A review of the psychological effects of windows, daylight and views at home was published in 2011 which provides compelling evidence that residential buildings with good natural daylight and views of nature contribute significantly to the inhabitants’ sense of wellbeing. 

A fluid, less tangible aesthetic is therefore emerging where the physical world blends into its background and visual disorder is minimised. Mirrored surfaces, glass furniture and windows that allow large amounts of natural light to flood a room are used to capture this particular trend. In this sense, lightness is beginning to drive house design.

Using large expanses of glass is now more feasible by utilising the latest solar control products which help to reduce heat build-up whilst offering optimum light transmission, and are a popular way of achieving a clear finish and maximising ‘lightness’ in the home. 

Glass from the Pilkington Activ™ range is an ideal solution. This unique product combines both solar control and self-cleaning properties. The glass incorporates a coating that uses the forces of nature to help keep the glass free from dirt, giving not only the practical benefit of less cleaning, but also clearer windows, helping to bring the outside in.

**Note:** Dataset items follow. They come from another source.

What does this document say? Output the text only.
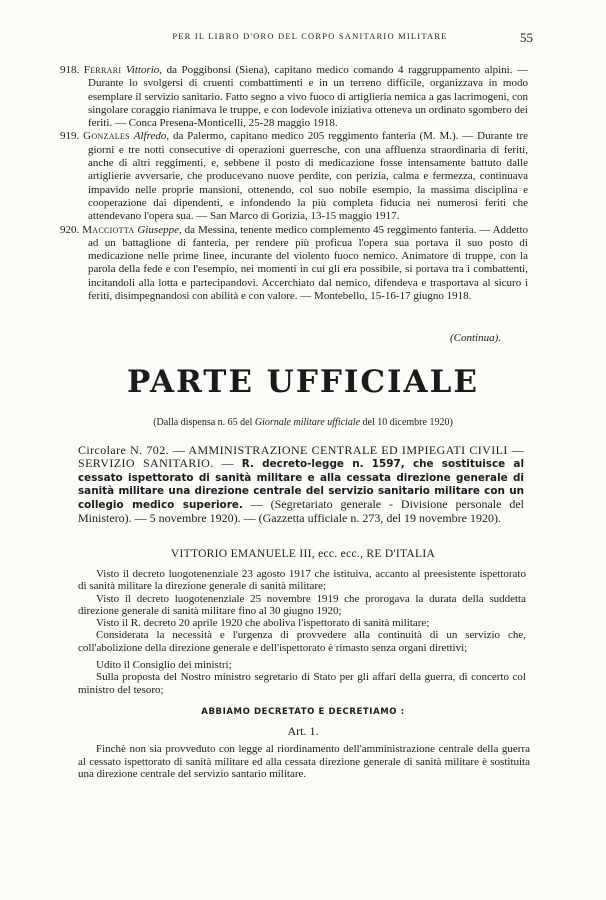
PER IL LIBRO D'ORO DEL CORPO SANITARIO MILITARE	55

918. Ferrari Vittorio, da Poggibonsi (Siena), capitano medico comando 4 raggruppamento alpini. — Durante lo svolgersi di cruenti combattimenti e in un terreno difficile, organizzava in modo esemplare il servizio sanitario. Fatto segno a vivo fuoco di artiglieria nemica a gas lacrimogeni, con singolare coraggio rianimava le truppe, e con lodevole iniziativa otteneva un ordinato sgombero dei feriti. — Conca Presena-Monticelli, 25-28 maggio 1918.

919. Gonzales Alfredo, da Palermo, capitano medico 205 reggimento fanteria (M. M.). — Durante tre giorni e tre notti consecutive di operazioni guerresche, con una affluenza straordinaria di feriti, anche di altri reggimenti, e, sebbene il posto di medicazione fosse intensamente battuto dalle artiglierie avversarie, che producevano nuove perdite, con perizia, calma e fermezza, continuava impavido nelle proprie mansioni, ottenendo, col suo nobile esempio, la massima disciplina e cooperazione dai dipendenti, e infondendo la più completa fiducia nei numerosi feriti che attendevano l'opera sua. — San Marco di Gorizia, 13-15 maggio 1917.

920. Macciotta Giuseppe, da Messina, tenente medico complemento 45 reggimento fanteria. — Addetto ad un battaglione di fanteria, per rendere più proficua l'opera sua portava il suo posto di medicazione nelle prime linee, incurante del violento fuoco nemico. Animatore di truppe, con la parola della fede e con l'esempio, nei momenti in cui gli era possibile, si portava tra i combattenti, incitandoli alla lotta e partecipandovi. Accerchiato dal nemico, difendeva e trasportava al sicuro i feriti, disimpegnandosi con abilità e con valore. — Montebello, 15-16-17 giugno 1918.

(Continua).
PARTE UFFICIALE
(Dalla dispensa n. 65 del Giornale militare ufficiale del 10 dicembre 1920)
Circolare N. 702. — AMMINISTRAZIONE CENTRALE ED IMPIEGATI CIVILI — SERVIZIO SANITARIO. — R. decreto-legge n. 1597, che sostituisce al cessato ispettorato di sanità militare e alla cessata direzione generale di sanità militare una direzione centrale del servizio sanitario militare con un collegio medico superiore. — (Segretariato generale - Divisione personale del Ministero). — 5 novembre 1920). — (Gazzetta ufficiale n. 273, del 19 novembre 1920).
VITTORIO EMANUELE III, ecc. ecc., RE D'ITALIA

Visto il decreto luogotenenziale 23 agosto 1917 che istituiva, accanto al preesistente ispettorato di sanità militare la direzione generale di sanità militare;

Visto il decreto luogotenenziale 25 novembre 1919 che prorogava la durata della suddetta direzione generale di sanità militare fino al 30 giugno 1920;

Visto il R. decreto 20 aprile 1920 che aboliva l'ispettorato di sanità militare;

Considerata la necessità e l'urgenza di provvedere alla continuità di un servizio che, coll'abolizione della direzione generale e dell'ispettorato è rimasto senza organi direttivi;

Udito il Consiglio dei ministri;

Sulla proposta del Nostro ministro segretario di Stato per gli affari della guerra, di concerto col ministro del tesoro;

ABBIAMO DECRETATO E DECRETIAMO :
Art. 1.

Finchè non sia provveduto con legge al riordinamento dell'amministrazione centrale della guerra al cessato ispettorato di sanità militare ed alla cessata direzione generale di sanità militare è sostituita una direzione centrale del servizio santario militare.
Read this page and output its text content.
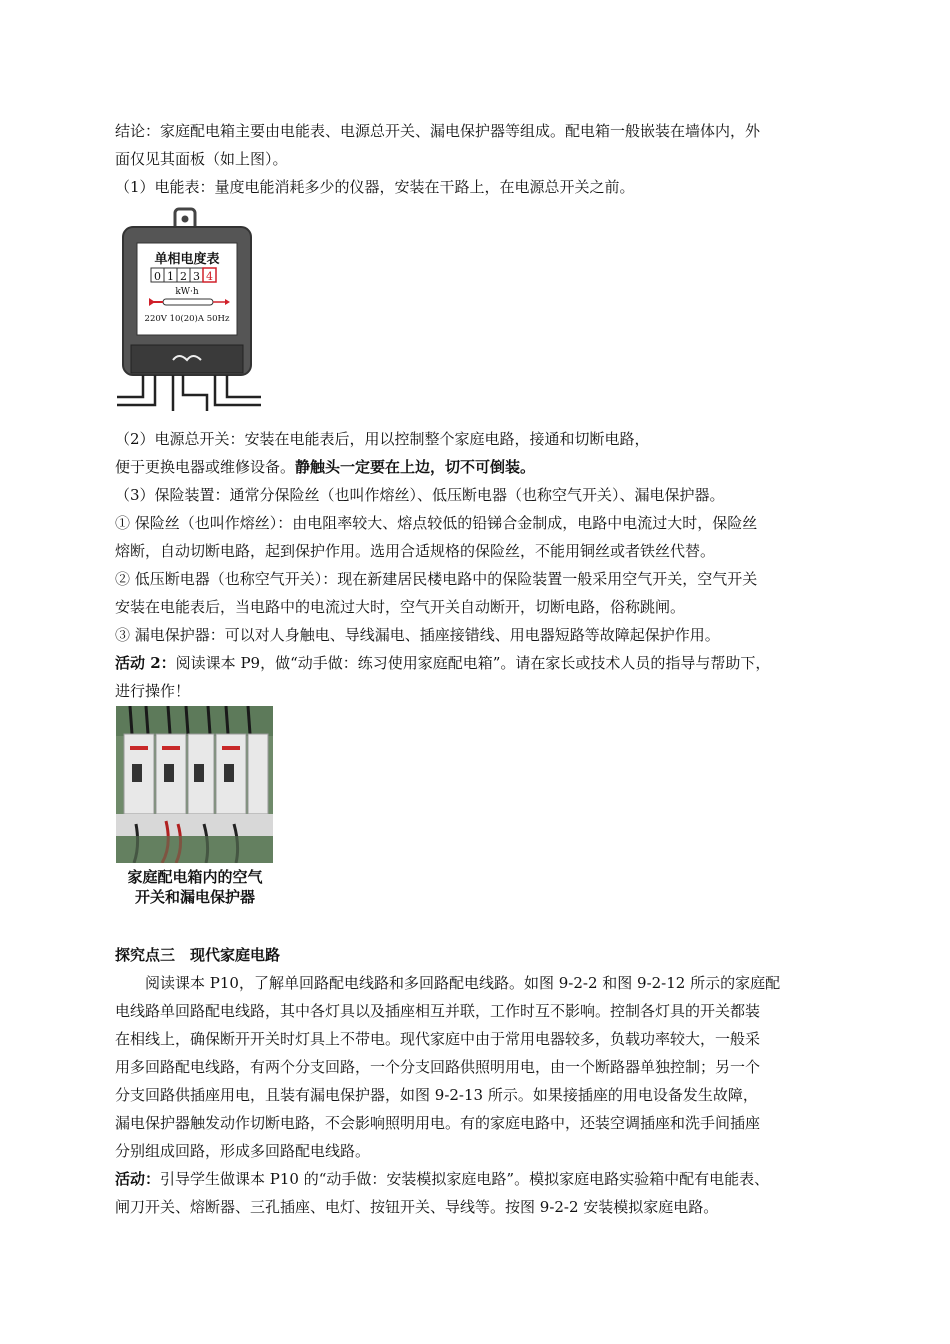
结论：家庭配电箱主要由电能表、电源总开关、漏电保护器等组成。配电箱一般嵌装在墙体内，外
面仅见其面板（如上图）。
（1）电能表：量度电能消耗多少的仪器，安装在干路上，在电源总开关之前。
单相电度表
0 1 2 3 4
kW·h
220V 10(20)A 50Hz
（2）电源总开关：安装在电能表后，用以控制整个家庭电路，接通和切断电路，
便于更换电器或维修设备。静触头一定要在上边，切不可倒装。
（3）保险装置：通常分保险丝（也叫作熔丝）、低压断电器（也称空气开关）、漏电保护器。
① 保险丝（也叫作熔丝）：由电阻率较大、熔点较低的铅锑合金制成，电路中电流过大时，保险丝
熔断，自动切断电路，起到保护作用。选用合适规格的保险丝，不能用铜丝或者铁丝代替。
② 低压断电器（也称空气开关）：现在新建居民楼电路中的保险装置一般采用空气开关，空气开关
安装在电能表后，当电路中的电流过大时，空气开关自动断开，切断电路，俗称跳闸。
③ 漏电保护器：可以对人身触电、导线漏电、插座接错线、用电器短路等故障起保护作用。
活动 2：阅读课本 P9，做“动手做：练习使用家庭配电箱”。请在家长或技术人员的指导与帮助下，
进行操作！
家庭配电箱内的空气
开关和漏电保护器
探究点三　现代家庭电路
阅读课本 P10，了解单回路配电线路和多回路配电线路。如图 9-2-2 和图 9-2-12 所示的家庭配
电线路单回路配电线路，其中各灯具以及插座相互并联，工作时互不影响。控制各灯具的开关都装
在相线上，确保断开开关时灯具上不带电。现代家庭中由于常用电器较多，负载功率较大，一般采
用多回路配电线路，有两个分支回路，一个分支回路供照明用电，由一个断路器单独控制；另一个
分支回路供插座用电，且装有漏电保护器，如图 9-2-13 所示。如果接插座的用电设备发生故障，
漏电保护器触发动作切断电路，不会影响照明用电。有的家庭电路中，还装空调插座和洗手间插座
分别组成回路，形成多回路配电线路。
活动：引导学生做课本 P10 的“动手做：安装模拟家庭电路”。模拟家庭电路实验箱中配有电能表、
闸刀开关、熔断器、三孔插座、电灯、按钮开关、导线等。按图 9-2-2 安装模拟家庭电路。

Internally, semi-transparent and mirrored surfaces are often used to help manmade structures blend in with the surrounding landscape and enhance lightness. The Pilkington Oriel Collection and Pilkington Texture Glass ranges offer homeowners a versatile decorative choice that is suitable for use across the home in windows, doors, kitchen splash-backs, cupboards and partition walling. With a smooth, durable surface in a range of patterns, the collections deliver excellent light transmission and reflection, creating the illusion of invisibility in a room where clutter should be kept to a minimal.